Rivermark of Santa Clara is a master-planned community in Santa Clara, California, built on a 152 acre parcel formerly owned by the State of California and previously used by Agnews Developmental Center. The community comprises retail space, parks, school, library, apartments, condominiums, townhouses, and houses (detached single-family homes). The Rivermark neighborhood has been described as "upscale," with many young professionals and families as residents.

==Area and composition==
The area associated with the community is bordered on the south by Montague Expressway, south and west by Agnew Road, west by Lafayette Street, north by Hope Drive, and east by the Guadalupe River. The area includes the Rivermark Village retail center, and the housing developments including The Arbors by Centex, The Park by Centex, The Promenade by Lennar, The Greens by Lennar, The Landings by Shea, The Glen by Shea, and 550 Moreland.
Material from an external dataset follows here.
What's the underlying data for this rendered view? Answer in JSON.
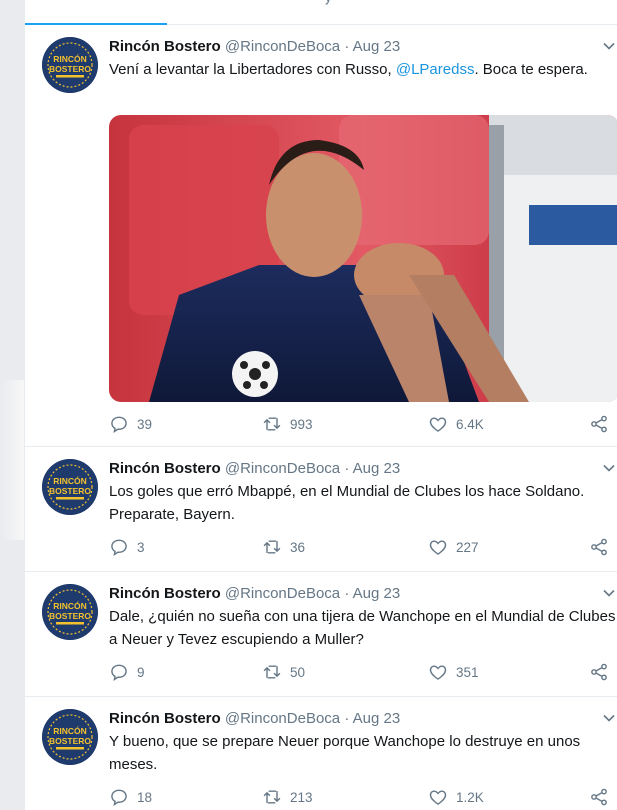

The Mansion Grove Apartments (on Lick Mill Boulevard) are not included in Rivermark of Santa Clara.

==History==
In 1998 the Agnews Developmental Center closed its west campus, on which site Rivermark was later developed. In September, 2000 the City of Santa Clara approved the Rivermark developers’ plans. In 2002 three builders started building new housing developments on land directly bordering the Guadalupe River in Santa Clara, California as part of the Rivermark Master Plan Development.

Since that time, developers have won several national design awards for their contributions to various facets of Rivermark, including Grand Award for Master Planned Project of the Year (2004) and Grand and Merit Award from Builder magazine in 2003.

On March 29, 2009, the neighborhood was the site of the deadliest incident of domestic violence in the city's history. Devan Kalathat shot and killed five members of his immediate and extended family, including three children, and critically injured his wife before turning the gun on himself.

After a controversial and delayed development process, the Northside Library opened on August 9, 2014. Redevelopment agency funding that was used to build the library was challenged by the County of Santa Clara and the State of California. Advocacy on the part of the Santa Clara Library Foundation and Friends, the Rivermark community, and Assemblyman Bob Wieckowski were credited with opening the long-awaited library.

Rivermark represents a significant portion of the Santa Clara's growth since 2000, housing many of the new residents who contributed to the citywide demographic shift from roughly 50% non-Hispanic white to 28% two decades later. As of the 2020 Census, 47% of residents are Asian American.